This is a common pattern:
%icmp:_(s32) = G_ICMP intpred(eq), ... %ext:_(s64) = G_ANYEXT %icmp(s32) %and:_(s64) = G_AND %ext, 1
Here's an example: https://godbolt.org/z/T13f6o8zE
This pattern appears because of the following combine in the
LegalizationArtifactCombiner:
// zext(trunc x) - > and (aext/copy/trunc x), mask
Which kicks in when we widen the result of G_ICMP from 1 bit to 32 bits.
We know that, on AArch64, a scalar G_ICMP will produce 0 or 1. So the result of %ext will always be 0 or 1 as well.

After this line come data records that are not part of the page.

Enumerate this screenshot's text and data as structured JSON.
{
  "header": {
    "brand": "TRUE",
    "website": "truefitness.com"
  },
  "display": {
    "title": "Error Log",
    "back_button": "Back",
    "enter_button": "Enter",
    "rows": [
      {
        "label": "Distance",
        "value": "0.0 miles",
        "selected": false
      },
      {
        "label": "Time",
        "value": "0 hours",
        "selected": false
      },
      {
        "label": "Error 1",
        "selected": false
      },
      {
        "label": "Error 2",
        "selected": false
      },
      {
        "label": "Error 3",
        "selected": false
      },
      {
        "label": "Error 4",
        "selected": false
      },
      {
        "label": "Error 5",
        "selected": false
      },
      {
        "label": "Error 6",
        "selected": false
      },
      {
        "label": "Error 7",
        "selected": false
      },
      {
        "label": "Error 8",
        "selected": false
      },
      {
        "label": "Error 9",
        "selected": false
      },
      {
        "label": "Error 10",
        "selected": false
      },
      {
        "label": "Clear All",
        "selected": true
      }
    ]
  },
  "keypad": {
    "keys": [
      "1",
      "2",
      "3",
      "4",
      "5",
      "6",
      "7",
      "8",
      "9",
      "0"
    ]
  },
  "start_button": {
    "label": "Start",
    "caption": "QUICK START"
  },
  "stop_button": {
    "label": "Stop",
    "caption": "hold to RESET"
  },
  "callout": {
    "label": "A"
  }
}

We have some KnownBits combines which eliminate redundant G_ANDs with masks. These combines don't kick in with G_ANYEXT.
So, if we replace the G_ANYEXT with G_ZEXT in this situation, the KnownBits-based combines can remove the redundant G_AND.
I wasn't sure if it woud be more appropriate to
- Take this route
- Put this in the LegalizationArtifactCombiner.

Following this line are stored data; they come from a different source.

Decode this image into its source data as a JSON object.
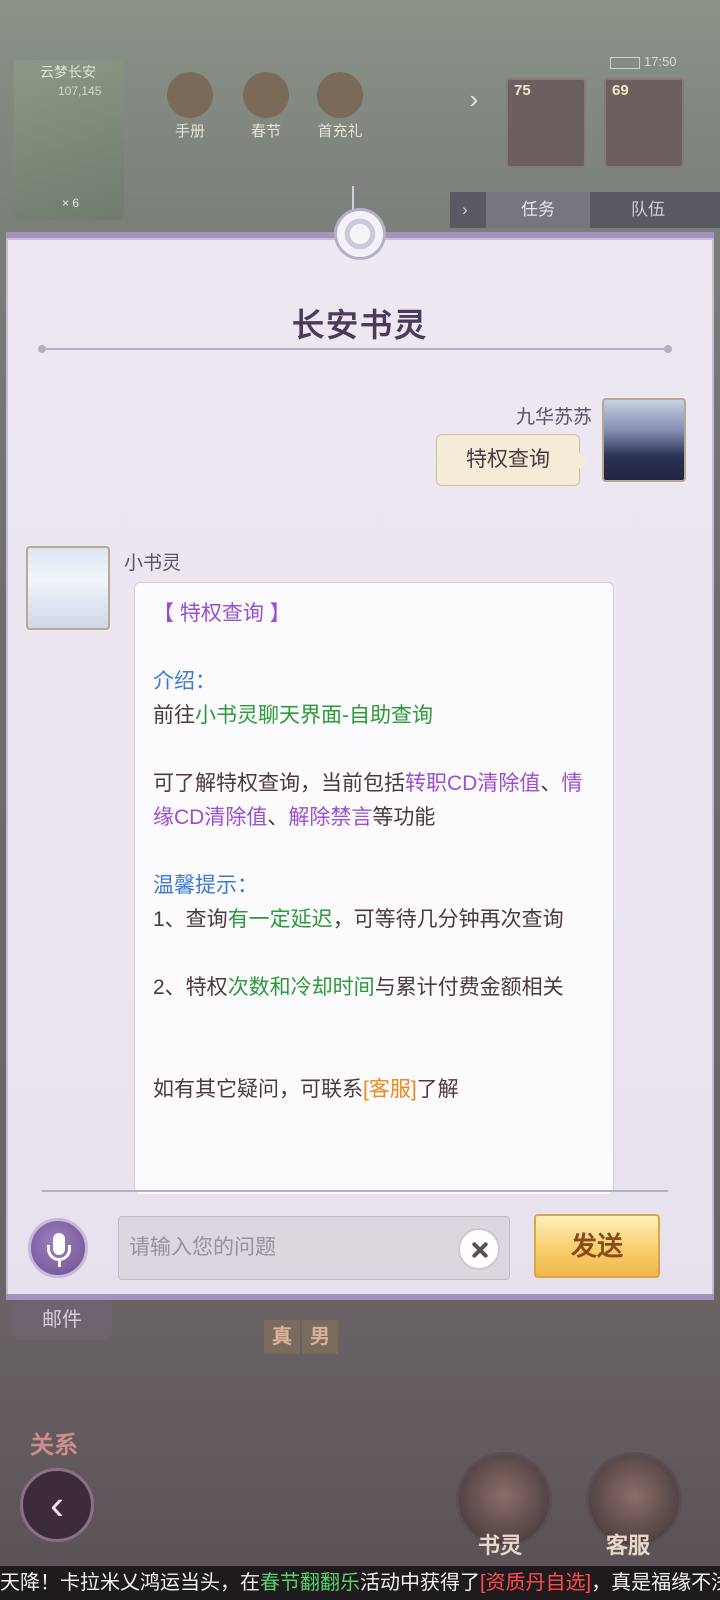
{
  "background": {
    "minimap": {
      "title": "云梦长安",
      "coords": "107,145",
      "count": "× 6"
    },
    "top_icons": [
      {
        "label": "手册",
        "icon": "book-icon"
      },
      {
        "label": "春节",
        "icon": "lion-icon"
      },
      {
        "label": "首充礼",
        "icon": "gift-icon"
      }
    ],
    "party": [
      {
        "level": "75"
      },
      {
        "level": "69"
      }
    ],
    "time": "17:50",
    "tabs": [
      {
        "label": "任务"
      },
      {
        "label": "队伍"
      }
    ],
    "mail_label": "邮件",
    "relation_label": "关系",
    "real_tags": [
      "真",
      "男"
    ],
    "fab_book_label": "书灵",
    "fab_service_label": "客服"
  },
  "dialog": {
    "title": "长安书灵",
    "user": {
      "name": "九华苏苏",
      "message": "特权查询"
    },
    "bot": {
      "name": "小书灵",
      "header": "【 特权查询 】",
      "intro_heading": "介绍：",
      "intro_prefix": "前往",
      "intro_link": "小书灵聊天界面-自助查询",
      "desc_prefix": "可了解特权查询，当前包括",
      "desc_item1": "转职CD清除值",
      "desc_sep1": "、",
      "desc_item2": "情缘CD清除值",
      "desc_sep2": "、",
      "desc_item3": "解除禁言",
      "desc_suffix": "等功能",
      "tips_heading": "温馨提示：",
      "tip1_prefix": "1、查询",
      "tip1_highlight": "有一定延迟",
      "tip1_suffix": "，可等待几分钟再次查询",
      "tip2_prefix": "2、特权",
      "tip2_highlight": "次数和冷却时间",
      "tip2_suffix": "与累计付费金额相关",
      "contact_prefix": "如有其它疑问，可联系",
      "contact_link": "[客服]",
      "contact_suffix": "了解"
    },
    "input": {
      "placeholder": "请输入您的问题",
      "value": ""
    },
    "send_label": "发送"
  },
  "ticker": {
    "prefix": "天降！卡拉米乂鸿运当头，在",
    "event": "春节翻翻乐",
    "middle": "活动中获得了",
    "item": "[资质丹自选]",
    "suffix": "，真是福缘不浅"
  },
  "colors": {
    "dialog_border": "#a394bf",
    "highlight_purple": "#9a4fd0",
    "highlight_blue": "#3d7ad6",
    "highlight_green": "#2a9a3a",
    "highlight_orange": "#e88a1e",
    "send_button": "#f8cf6e"
  }
}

- Allow 64 bit G_ICMP destinations
I decided on this route because
- It's simple
- I'm not sure if philosophically-speaking, we should be handling non-artifact instructions + target-specific details like TargetBooleanContents in the LegalizationArtifactCombiner
- There is a lot of existing code which assumes we only have 32 bit G_ICMP destinations. So, adding support for 64-bit destinations seems rather invasive right now. I think that adding support for 64-bit destinations, or modelling G_ICMP as ADDS/SUBS/etc is probably cleaner long term though.
This gives minor code size savings on all CTMark benchmarks.
G_FCMP too?